When Wilson joined the organization in December 2017, the portfolio had no co-investments. Now, they make up 20 percent of WUIMC’s investments, which are made alongside both public and private investment managers. According to Wilson, his team spends roughly 90 percent of its time on these deals.

Wilson’s team is also focused on investing in emerging markets. Prior to the pandemic, WUIMC’s top five team members spent a significant chunk of their time flying to far-flung locales in the hopes of finding strong investment themes outside of the U.S. (The top five spent 400,000 miles each traveling in 2018 and 2019 to source investments.)

“In general, we like to go where our peers aren’t,” Wilson said. “We have a lot of exposure in frontier and emerging markets, most of which is bottom-up driven.”

When the COVID-19 pandemic began in March 2020, WUIMC had already done the legwork necessary to deploy capital, despite being unable to travel.

The endowment has also allocated capital to cryptocurrency. WUIMC made a “super tiny investment” back in 2014 and has since added to it. Wilson is focused on crypto companies like lenders or blockchain-related gaming firms, rather than those that focus on one specific currency.

Moving forward, Wilson said his team is worried about valuations in both public and private equity, particularly in technology and late-stage growth companies. “We’re trying to take profits where we can in that space,” he said.

“Our other focus has been rebalancing the portfolio,” Wilson added. “With the huge run-up in equities both public and private, we’ve gotten out beyond our risk profile.” Amid the March and April market drawdown, Wilson said WUIMC rebalanced about five percent of its portfolio and would have moved more capital around, but the markets roared back quickly.

For now, WUIMC is selling futures against its book to hedge the portfolio while waiting for certain liquidity events that will allow it to rebalance, Wilson said.

Although assets under management have increased significantly, Wilson doesn’t plan to add specialists from outside to his team.

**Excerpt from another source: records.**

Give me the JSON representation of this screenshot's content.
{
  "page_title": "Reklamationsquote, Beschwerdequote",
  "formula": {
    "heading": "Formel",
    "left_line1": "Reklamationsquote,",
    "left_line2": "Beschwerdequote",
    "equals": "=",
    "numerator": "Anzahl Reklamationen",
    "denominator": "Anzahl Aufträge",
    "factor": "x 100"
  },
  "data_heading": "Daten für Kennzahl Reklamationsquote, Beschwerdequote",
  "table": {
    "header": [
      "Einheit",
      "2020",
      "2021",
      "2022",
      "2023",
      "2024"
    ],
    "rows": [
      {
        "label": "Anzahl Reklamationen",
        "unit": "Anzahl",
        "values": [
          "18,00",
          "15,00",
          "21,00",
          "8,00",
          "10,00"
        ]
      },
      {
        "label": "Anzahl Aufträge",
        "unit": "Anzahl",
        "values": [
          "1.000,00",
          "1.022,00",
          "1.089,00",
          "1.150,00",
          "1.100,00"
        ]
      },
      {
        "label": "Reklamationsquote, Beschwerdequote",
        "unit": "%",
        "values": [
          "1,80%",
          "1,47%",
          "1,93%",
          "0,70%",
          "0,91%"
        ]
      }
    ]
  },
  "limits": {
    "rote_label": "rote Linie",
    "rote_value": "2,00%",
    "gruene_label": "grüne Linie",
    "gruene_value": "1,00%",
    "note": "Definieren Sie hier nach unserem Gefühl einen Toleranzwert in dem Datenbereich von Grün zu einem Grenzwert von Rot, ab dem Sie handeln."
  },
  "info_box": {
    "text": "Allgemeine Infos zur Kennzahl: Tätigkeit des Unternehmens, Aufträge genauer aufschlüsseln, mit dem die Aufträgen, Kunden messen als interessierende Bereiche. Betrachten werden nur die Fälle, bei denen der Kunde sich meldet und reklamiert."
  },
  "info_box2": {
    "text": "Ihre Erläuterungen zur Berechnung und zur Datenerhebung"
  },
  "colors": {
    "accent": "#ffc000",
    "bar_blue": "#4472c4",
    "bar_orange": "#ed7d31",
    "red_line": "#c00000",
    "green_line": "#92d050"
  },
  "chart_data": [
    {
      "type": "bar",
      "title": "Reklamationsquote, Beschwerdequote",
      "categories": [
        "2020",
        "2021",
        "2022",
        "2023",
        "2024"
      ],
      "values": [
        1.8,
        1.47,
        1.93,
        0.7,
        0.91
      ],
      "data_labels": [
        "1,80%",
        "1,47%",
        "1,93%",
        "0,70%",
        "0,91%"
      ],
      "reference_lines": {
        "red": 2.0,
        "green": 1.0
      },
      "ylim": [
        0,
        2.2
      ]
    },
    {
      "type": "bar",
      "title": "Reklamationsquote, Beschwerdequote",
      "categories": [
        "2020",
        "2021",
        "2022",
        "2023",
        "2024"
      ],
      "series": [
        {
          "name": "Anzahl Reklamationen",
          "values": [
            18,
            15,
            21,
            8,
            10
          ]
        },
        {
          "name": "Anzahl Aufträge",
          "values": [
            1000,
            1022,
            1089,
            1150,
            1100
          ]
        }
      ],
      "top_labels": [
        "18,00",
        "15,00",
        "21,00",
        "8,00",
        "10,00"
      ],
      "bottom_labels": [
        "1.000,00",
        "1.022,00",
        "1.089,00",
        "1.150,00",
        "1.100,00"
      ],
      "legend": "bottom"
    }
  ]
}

He said he prefers promoting staff internally when he can, growing them from interns and associates to higher ranking professionals. That will be the case for managing director Michael Stohler’s replacement. Stohler left the organization in late July for the Wisconsin Foundation and Alumni Association, where he was named CIO.

“We’ll just continue to do what we’re doing,” Wilson said. “Most of it is just hard work and basic blocking and tackling... We’re still finding interesting things to do, but we’re also passing on so many opportunities.”